CHARLESTON, W.Va. (AP) - Female candidates have a chance to sweep all three of West Virginia’s U.S. House races this fall as part of a national wave that saw a record number of women from the two major parties file for the midterm elections.
Such an outcome would leave West Virginia with a divided congressional delegation not just by party affiliation but by gender. That would be unprecedented in a state that’s elected just two women to Congress in its 155-year history. One of them, Republican Sen. Shelley Moore Capito, is the state’s only current female representative.
Democrat Kendra Fershee defeated two others in the May primary and will face incumbent Republican David McKinley in the 1st District in November, while Democrat Talley Sergent will meet 2nd District GOP Rep. Alex Mooney.
In the 3rd District, where GOP Rep. Evan Jenkins made a failed run for U.S. Senate, Republican Carol Miller will take on Democrat Richard Ojeda this fall.
The national surge in female candidates, most of them Democrats, had been expected since the Women’s March demonstrations just after President Donald Trump’s inauguration in January 2017.
“I think women are motivated right now,” Fershee said. “I think women are a driving force behind our success, but I also think men are liking what we’re saying.”
This year five women ran in the three U.S. House primary races in West Virginia, compared with none in 2016.

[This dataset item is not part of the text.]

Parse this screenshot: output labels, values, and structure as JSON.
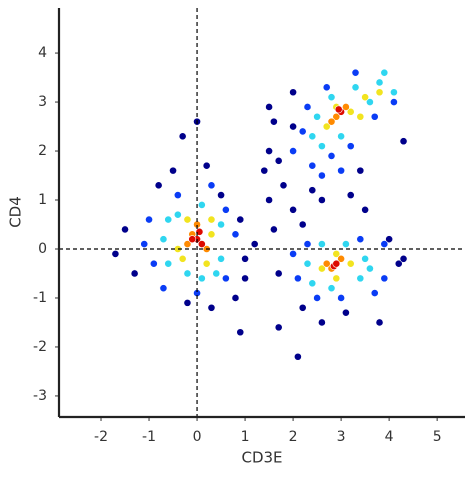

“Historically, West Virginia’s congressional delegation has never been friendly toward women,” said Robert Rupp, a West Virginia Wesleyan College political history professor. “In a sense, West Virginia is playing catch-up. The only interesting news is that it took them this long.”
Maude Kee was the first woman from West Virginia elected to Congress after the death of her husband, Rep. John Kee. She served in the U.S. House from 1951 to 1964 and was succeeded by her son, James.
The only other congresswoman from the state was Capito, who was elected to the House in 2000 and served seven terms before being elected as a U.S. senator in 2014.
In between Kee and Capito, female candidates infrequently sought a seat in Congress. From 1964 to 1998, no more than two women in any year ran for either the U.S. Senate or U.S. House races in West Virginia. Four times during that span there were no female candidates, and 10 other times there was one. Records for the 1974 primary were unavailable on the secretary of state’s website.
Miller is the only one among the three current female candidates with experience in political office. She has served 12 years in the state House of Delegates and is the daughter of the late Ohio Congressman Samuel Devine.
Miller declined an interview request. Her campaign said in a statement that she will lean on her experiences, including as a wife, mother and grandmother, “to bring West Virginia values to Washington DC.”
Sergent, the state presidential campaign director for Hillary Clinton in 2016, said she was miffed at the Republican-controlled Congress for its work on the health care overhaul last year. But what drove her into candidate mode for the first time was the state’s opioid epidemic. West Virginia leads the nation by far in the rate of drug overdose deaths.
Sergent said addiction is a personal issue. Her sister is an addict and Sergent’s mother has adopted her sister’s 11-year-old daughter.
“I’m running for her and for kids all over this state and for grandparents and for people who are fighting this drug epidemic every single day,” Sergent said. “Congress is not helping us, and we need a friend and a fighter in Congress that will.”
Like Sergent, Fershee also is a first-time candidate.
A West Virginia University law professor and an associate dean of academic affairs, Fershee said she was turned off by Bernie Sanders and Donald Trump in the 2016 campaign as well as the voting record of McKinley, a four-term incumbent.
The day after Trump’s election, Fershee made a post on social media asking other women to run for office, “and they all said, ’We agree, you should run,’” Fershee said. “And I was like, ’That’s not what I meant when I tagged you.’”
One day while mowing her lawn, Fershee said, “it hit me that I could do this, actually.”